Maria Eagle MP pledges swift action on climate if Labour wins election

Shadow Environment Secretary Maria Eagle has vowed to make climate change a top priority for the Government if Labour gets voted into power at next year's general election.

Maria Eagle MP:

Maria Eagle MP: "No sensible government can govern in these challenging times without putting tackling climate change at the core of what they do"

Speaking at WWF's UK headquarters in Woking yesterday, the Labour MP said human-induced climate change was "the biggest challenge facing the world today".

"No sensible government can govern in these challenging times without putting tackling climate change at the core of what they do. It must be done consistently over time, beyond just the confines of one parliament, across all government departments led by the Prime Minister," she argued.

Eagle slammed the Tory-led coalition's track record on the issue, and said that David Cameron's "apparent conversion" to the realities of climate change at the beginning of his tenure failed to materialise.

"David Cameron has gone from wanting to lead 'the greenest Government ever' to ditching 'the green crap'," she stated. "In fact, lately, he has taken to calling the new environment secretary the agriculture secretary as if he can't even bear to say the word anymore. We've seen a damaging reversal of progress."

Eagle also accused the coalition of undermining the UK's renewable energy industry by refusing to set up a 2030 decarbonisation target, and pointed to the controversial appointments of former Environment Secretaries Caroline Spelman and Owen Paterson.

"The first thing Caroline Spelman did as Environment Secretary was slash flood defence budgets. The second thing she did was try and sell off the Public Forest Estate. Owen Paterson was worse. He refused to meet his own scientific advisors to be briefed on climate change and repeatedly put his own personal prejudices ahead of following the science."

She warned that the consequences of another Tory victory would be "dire" for the environment and pointed to future flood risk as an example.

"Committee on Climate change calculations show that current Tory plans will put an extra 330,000 properties at serious risk from flooding by 2035. This means another five years of David Cameron's Government would on average, put over 80,000 new properties at serious risk of flooding every five years. By 2015 almost three-quarters of the flood defence systems in England will not be maintained according to their identified needs."

Under a Labour government, Eagle pledged that flood protection would be taken seriously. "We will re-prioritise flooding as a core responsibility of Defra. We will end this Government's short-term approach to flood investment and prioritise preventative spending that can save money in the long-term.

"As part of the Armitt Review, we will establish an Independent National Infrastructure Commission to identify the UK's long-term infrastructure needs, which will include flood protection. It will be answerable to Parliament and will enable Parliament to hold the government to account for meeting the needs and priorities it identifies."

She added that the party would produce a new plan for climate change adaptation to replace Owen Paterson's National Adaptation Programme, and work towards improving the UK's record on air pollution.

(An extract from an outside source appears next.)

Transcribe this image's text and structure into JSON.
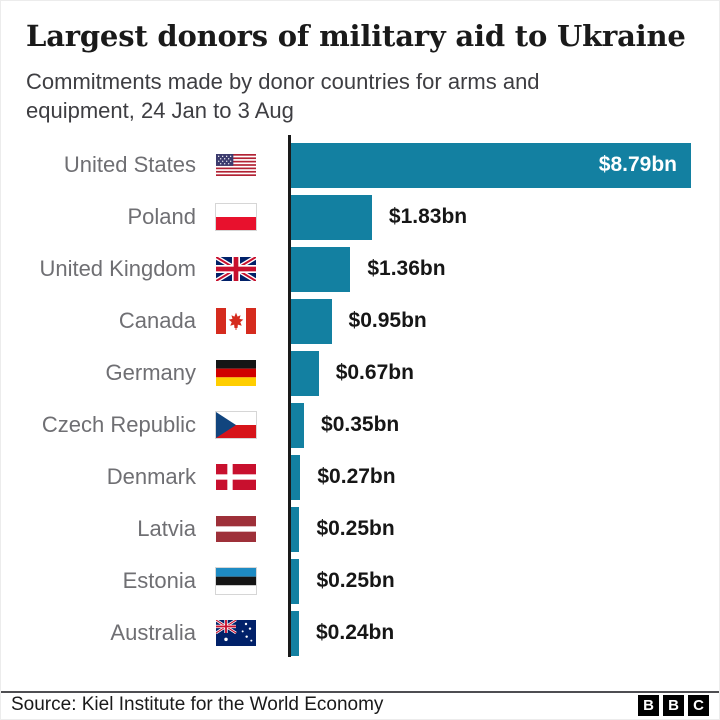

"The UK has one of the worst records of any European country for exceeding EU air pollution limits," she said, adding that 93% of British zones for assessing pollution levels currently exceed these limits.

"It is a problem crying out for Government action - not least because from next year the EU will be able to levy hundreds of millions of pounds in fines for our failure to meet the targets set for safe air quality in the UK."

Eagle said a Labour government would deliver a national framework for low emission zones and that it would consult with businesses, NGOs and local authorities on how best to deliver it. "Many local authorities already wish to implement various forms of low emission zones in their respective geographical areas but are being discouraged because there is no such framework."